Thursday, January 05, 2006

First Armenian journal

Oct 24, 2005
The Hindu
By
S. MUTHIAH

A PIONEER Statue of Rev. Arathoon Shumavon unveiled in Yerevan, Armenia, in October 2004.

On October 28, 1794, there appeared the first Armenian news journal published in the world - and its first readers were in Madras, where it was founded. Azdarar's founding editor was the Rev. Harathun Shimavonian, then the priest in charge of the Armenian Church on Armenian Street, George Town.

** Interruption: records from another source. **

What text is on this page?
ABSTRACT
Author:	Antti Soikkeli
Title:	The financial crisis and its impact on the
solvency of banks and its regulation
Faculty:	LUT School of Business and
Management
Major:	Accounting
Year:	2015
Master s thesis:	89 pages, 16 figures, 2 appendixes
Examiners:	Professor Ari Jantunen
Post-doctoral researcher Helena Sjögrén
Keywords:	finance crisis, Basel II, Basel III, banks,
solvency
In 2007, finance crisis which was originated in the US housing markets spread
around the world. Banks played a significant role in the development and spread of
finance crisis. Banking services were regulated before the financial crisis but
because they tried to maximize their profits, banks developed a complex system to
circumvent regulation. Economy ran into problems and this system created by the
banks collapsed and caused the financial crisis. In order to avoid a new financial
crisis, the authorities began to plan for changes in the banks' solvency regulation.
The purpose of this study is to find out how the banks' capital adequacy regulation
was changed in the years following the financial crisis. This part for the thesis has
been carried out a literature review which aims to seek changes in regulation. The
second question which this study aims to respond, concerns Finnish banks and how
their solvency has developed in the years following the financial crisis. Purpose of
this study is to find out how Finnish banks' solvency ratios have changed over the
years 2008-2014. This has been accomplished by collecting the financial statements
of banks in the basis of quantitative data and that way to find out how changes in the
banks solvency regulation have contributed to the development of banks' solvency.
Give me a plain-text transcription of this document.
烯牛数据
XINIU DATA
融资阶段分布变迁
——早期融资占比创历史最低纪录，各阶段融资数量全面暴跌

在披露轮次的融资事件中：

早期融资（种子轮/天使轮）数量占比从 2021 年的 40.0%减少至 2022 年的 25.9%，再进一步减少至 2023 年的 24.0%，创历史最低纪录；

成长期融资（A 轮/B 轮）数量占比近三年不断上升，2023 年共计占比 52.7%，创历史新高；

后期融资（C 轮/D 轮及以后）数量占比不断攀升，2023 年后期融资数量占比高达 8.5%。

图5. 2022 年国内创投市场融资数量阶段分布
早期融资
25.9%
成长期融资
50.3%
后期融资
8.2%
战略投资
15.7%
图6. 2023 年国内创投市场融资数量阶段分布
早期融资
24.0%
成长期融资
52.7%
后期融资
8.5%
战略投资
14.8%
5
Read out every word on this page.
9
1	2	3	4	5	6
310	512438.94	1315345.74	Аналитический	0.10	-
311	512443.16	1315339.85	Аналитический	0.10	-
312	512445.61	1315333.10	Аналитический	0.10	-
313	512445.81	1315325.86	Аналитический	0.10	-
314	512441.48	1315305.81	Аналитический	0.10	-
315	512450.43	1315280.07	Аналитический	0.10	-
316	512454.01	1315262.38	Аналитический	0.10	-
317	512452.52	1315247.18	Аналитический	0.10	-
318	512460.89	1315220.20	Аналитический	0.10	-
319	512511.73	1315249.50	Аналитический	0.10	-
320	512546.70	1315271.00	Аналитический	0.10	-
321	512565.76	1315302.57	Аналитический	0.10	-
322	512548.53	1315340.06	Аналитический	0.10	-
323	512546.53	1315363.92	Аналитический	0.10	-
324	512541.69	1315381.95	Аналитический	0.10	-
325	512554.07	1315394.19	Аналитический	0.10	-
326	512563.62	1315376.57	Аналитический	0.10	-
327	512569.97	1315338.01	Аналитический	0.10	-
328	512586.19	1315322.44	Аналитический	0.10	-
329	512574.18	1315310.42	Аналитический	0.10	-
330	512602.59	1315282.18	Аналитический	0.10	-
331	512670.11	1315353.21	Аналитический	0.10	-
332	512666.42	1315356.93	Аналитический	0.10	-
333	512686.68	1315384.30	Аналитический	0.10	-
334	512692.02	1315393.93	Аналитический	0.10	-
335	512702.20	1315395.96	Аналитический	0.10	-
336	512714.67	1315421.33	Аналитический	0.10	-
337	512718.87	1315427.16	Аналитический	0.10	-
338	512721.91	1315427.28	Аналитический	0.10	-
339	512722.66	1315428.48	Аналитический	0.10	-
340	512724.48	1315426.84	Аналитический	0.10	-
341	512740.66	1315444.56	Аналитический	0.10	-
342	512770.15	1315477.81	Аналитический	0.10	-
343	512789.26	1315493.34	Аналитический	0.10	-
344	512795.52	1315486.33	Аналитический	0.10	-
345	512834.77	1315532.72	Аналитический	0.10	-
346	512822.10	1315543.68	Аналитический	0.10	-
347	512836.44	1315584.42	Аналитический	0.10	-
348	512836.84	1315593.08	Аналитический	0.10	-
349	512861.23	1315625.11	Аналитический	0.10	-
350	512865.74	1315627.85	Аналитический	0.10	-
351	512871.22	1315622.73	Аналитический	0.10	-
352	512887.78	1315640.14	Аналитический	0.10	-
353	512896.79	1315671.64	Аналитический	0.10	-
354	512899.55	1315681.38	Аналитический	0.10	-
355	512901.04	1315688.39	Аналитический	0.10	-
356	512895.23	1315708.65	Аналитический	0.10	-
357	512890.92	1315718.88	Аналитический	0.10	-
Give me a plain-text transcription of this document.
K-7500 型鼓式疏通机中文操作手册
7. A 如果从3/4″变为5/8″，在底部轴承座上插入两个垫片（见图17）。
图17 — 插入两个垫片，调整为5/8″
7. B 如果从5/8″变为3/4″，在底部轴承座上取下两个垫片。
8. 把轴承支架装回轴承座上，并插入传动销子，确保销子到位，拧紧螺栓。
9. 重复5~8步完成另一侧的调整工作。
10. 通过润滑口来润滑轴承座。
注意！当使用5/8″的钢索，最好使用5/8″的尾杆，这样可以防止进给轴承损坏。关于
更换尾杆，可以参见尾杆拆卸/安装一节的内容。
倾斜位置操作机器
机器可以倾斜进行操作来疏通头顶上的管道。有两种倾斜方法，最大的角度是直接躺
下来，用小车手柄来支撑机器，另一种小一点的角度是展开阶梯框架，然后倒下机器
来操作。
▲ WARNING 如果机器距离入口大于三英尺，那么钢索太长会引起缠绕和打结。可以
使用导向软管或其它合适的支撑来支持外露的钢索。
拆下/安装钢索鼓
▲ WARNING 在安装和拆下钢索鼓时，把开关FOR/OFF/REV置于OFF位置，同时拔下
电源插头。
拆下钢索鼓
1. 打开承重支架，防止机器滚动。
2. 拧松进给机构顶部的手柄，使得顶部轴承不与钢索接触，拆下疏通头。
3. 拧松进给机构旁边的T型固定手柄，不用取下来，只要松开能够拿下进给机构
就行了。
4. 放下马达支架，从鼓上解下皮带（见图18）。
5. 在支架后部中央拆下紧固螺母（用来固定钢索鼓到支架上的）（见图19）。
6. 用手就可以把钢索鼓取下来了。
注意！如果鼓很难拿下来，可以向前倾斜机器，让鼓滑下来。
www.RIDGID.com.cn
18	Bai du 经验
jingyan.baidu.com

Born in 1750 in Shiraz, in what is today Iran, the Rev. Arathoon Shumavon, as he was first known, lost two sons in one week and left his house a broken man to wander in the mountains of Persia. There, he found solace with the Persian holy men, who, during his seven years of self-imposed exile with them, helped him become a Persian and Arabic scholar. He then returned to Shiraz, where the Armenian Orthodoxy assigned him to India, to take charge of the Armenian Church in Madras. Arriving in Madras in 1784, he was to spend the next 40 years of his life in the city where the Armenians were a thriving and prosperous community. He passed away in 1824 and was buried in the tree-shaded cemetery adjacent to his beloved church. His tombstone here also commemorates the founding of Azdarar.

The Rev. Shimavonian started a printing press in Madras in 1789 to print and publish Armenian books. [...].
[...]
Shimavonian's printing press [...] also printed and published books in Arabic and Persian, permission being granted to him for this by Nawab Mohammed Wallajah of the Carnatic, in whose eyes he had found favour through his scholarship [...].
[...]

[...] Azdarar was unable to make it beyond March 1796.

It was revived in 1846 and died within a year. Resurrected in 1848, it met the same fate again. But whatever its fate, it made a mark in the history of the Armenian people - and Madras.